The stock market recovery from the coronavirus crash in the spring of 2020 was all about the biggest US names: Amazon, Apple, Facebook, Google, and Netflix.
But the smaller, more unloved parts of the stock market come roaring back in the autumn and winter, and their momentum has continued in 2021. The Russell 2000 index of small-capitalization stocks has jumped 1.5%, for example.
Small-caps have had “a tremendous rebound,” says James Gowen, chief investment officer at Spouting Rock Asset Management in Pennsylvania. He said earnings expectations have “really started to come up.”
So, can this tremendous rebound continue? There are clouds on the horizon: COVID-19 infections and deaths are still rising around the world, while vaccine rollouts have not always gone smoothly.
But investors are broadly optimistic that a number of factors can continue to support smaller US shares.
Joe Biden stimulus set to boost smaller shares
Small-caps crashed in March when coronavirus first took hold around the world: the Russell 2000 plunged more than 40% from the middle of February to the middle of March.
Bigger companies were less badly affected – the S&P 500 fell around 33% in the same period – and then bounced back more sharply as the widespread switch to home-working boosted the tech giants.
But things started to shift in November, when positive vaccine trial results led to hopes that the COVID-19 pandemic could soon be curtailed. Suddenly, smaller firms – whose stocks were cheaper – started to look like they could deliver higher returns in 2021 as the economy recovered.

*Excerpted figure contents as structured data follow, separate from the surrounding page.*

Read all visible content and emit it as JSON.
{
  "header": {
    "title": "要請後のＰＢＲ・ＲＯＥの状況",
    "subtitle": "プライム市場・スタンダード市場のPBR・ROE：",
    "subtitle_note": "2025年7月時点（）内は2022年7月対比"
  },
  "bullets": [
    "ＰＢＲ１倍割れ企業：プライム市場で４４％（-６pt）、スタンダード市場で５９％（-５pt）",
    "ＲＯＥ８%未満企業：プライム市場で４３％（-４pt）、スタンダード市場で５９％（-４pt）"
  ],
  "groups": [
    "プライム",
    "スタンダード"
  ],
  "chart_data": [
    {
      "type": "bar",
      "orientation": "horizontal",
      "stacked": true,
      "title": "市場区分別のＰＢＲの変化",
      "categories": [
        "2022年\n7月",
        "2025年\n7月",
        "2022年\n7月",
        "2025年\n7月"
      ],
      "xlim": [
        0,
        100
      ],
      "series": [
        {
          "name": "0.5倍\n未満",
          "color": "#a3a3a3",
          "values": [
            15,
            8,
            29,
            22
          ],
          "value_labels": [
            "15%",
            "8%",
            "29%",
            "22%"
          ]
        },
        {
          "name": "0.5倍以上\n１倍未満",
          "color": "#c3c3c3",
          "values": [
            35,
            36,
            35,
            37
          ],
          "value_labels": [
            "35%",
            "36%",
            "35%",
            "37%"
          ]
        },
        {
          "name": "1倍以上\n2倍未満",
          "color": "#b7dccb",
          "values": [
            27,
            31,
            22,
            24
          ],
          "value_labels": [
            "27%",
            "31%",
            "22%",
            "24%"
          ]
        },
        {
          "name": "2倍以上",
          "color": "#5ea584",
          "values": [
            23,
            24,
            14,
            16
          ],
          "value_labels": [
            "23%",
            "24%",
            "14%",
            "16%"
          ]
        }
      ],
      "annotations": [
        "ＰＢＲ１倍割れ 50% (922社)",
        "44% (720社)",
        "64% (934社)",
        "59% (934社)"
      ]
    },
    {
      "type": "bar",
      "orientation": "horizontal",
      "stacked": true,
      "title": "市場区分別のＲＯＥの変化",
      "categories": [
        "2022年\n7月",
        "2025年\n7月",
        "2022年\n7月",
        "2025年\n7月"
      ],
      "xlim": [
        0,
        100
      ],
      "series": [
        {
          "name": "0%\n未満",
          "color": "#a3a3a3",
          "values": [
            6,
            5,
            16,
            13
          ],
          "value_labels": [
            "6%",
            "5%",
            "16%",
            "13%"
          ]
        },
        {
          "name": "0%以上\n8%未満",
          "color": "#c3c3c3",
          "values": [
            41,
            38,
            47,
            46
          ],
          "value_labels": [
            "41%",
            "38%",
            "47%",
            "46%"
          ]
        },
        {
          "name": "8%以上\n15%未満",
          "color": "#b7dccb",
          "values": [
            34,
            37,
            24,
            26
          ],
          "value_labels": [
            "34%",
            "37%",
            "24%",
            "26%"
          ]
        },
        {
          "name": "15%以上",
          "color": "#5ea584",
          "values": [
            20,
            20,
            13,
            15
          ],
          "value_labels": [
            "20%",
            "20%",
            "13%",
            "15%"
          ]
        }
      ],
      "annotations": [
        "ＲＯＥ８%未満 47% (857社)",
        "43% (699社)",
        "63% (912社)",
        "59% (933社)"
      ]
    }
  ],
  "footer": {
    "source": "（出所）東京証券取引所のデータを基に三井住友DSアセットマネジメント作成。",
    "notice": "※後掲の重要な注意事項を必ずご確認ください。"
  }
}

This is in large part because the Russell 2000 index of small-caps is “more cyclically biased” than many of the bigger indexes, says Philip Lawlor, head of global investment research at FTSE Russell, which runs the 2000. That is, its stocks are more closely linked to the health of the economy.
As of January 8, energy stocks in the Russell 2000 were up a startling 24% in 2021, while basic materials were 8.2% higher and utilities and industrials were up around 6% each. That trend is likely to have continued last week.
Gowen says rising growth and inflation, which has been pushing up bond yields, would be helpful to the financial firms that make up around 15% of the index, according to Siblis research.
Analysts at BCA Research said in a note: “More stimulus, a lower dollar and higher inflation breakeven rates will help industrials, materials and financials and hurt tech … These sectoral views favor small-cap equities and value stocks.”
Lawlor says 2021 could bring a “double whammy” for small-cap shares if the Democrats choose to take a tougher line on the big tech firms.
Investors look through short-term gloom
Yet it won’t all be plain sailing. The US, like many countries around the world, is suffering a sharp rise in coronavirus cases. States have introduced new restrictions, hitting businesses.
On Thursday, figures showed new jobless claims jumped to close to 1 million in the previous week, the biggest rise since March.
Unveiling his stimulus plan in Wilmington, Delaware, on Thursday, Biden said: “A crisis of deep human suffering is in plain sight, and there’s no time to waste.”
Some scarring on the economy could hit smaller US firms as unemployment rises. And a few analysts are worried that social distancing measures and caution may stick around longer than people think, as vaccines are unlikely to completely eradicate COVID-19.
Yet markets are hopeful about smaller companies’ future earnings, which is their focus. “They’re much more concerned about what’s going to be happening in 6 months, 9 months, 12 months’ time,” says Lawler.
“What I think people are anticipating is the notion that there’s going to come a time in 2021 when we start looking at the up-slope of growth and the recovery. And, weighing up the scale of pent-up demand, that could be underestimating the size of the recovery.”
Small-caps could benefit from innovation
Gowen argues that the Russell 2000 index is “not just value” stocks. It can also profit from structural shifts in the economy, he says.
The pandemic battered many companies, Gowen says. Yet it was also “an incredible tailwind and benefit to a number of businesses where they were well-positioned to take advantage of trends that were already in place but accelerated by COVID.”
Healthcare and information technology, which make up around 21% and 14% of the Russell 2000 respectively, are key areas, Gowen says.”A great example might be consumer-directed healthcare [and] areas like telemedicine.”
He also cites cloud computing and video conferencing, given that service sector employees “all work at home now.”
Whatever the opportunities for innovative companies, policymakers – from the President-elect to Federal Reserve officials – this week made it clear that they would keep up economic support.
“The economy is far from our goals,” Fed chair Jerome Powell said on Thursday. “We are strongly committed … to using our monetary policy tools until the job is well and truly done.”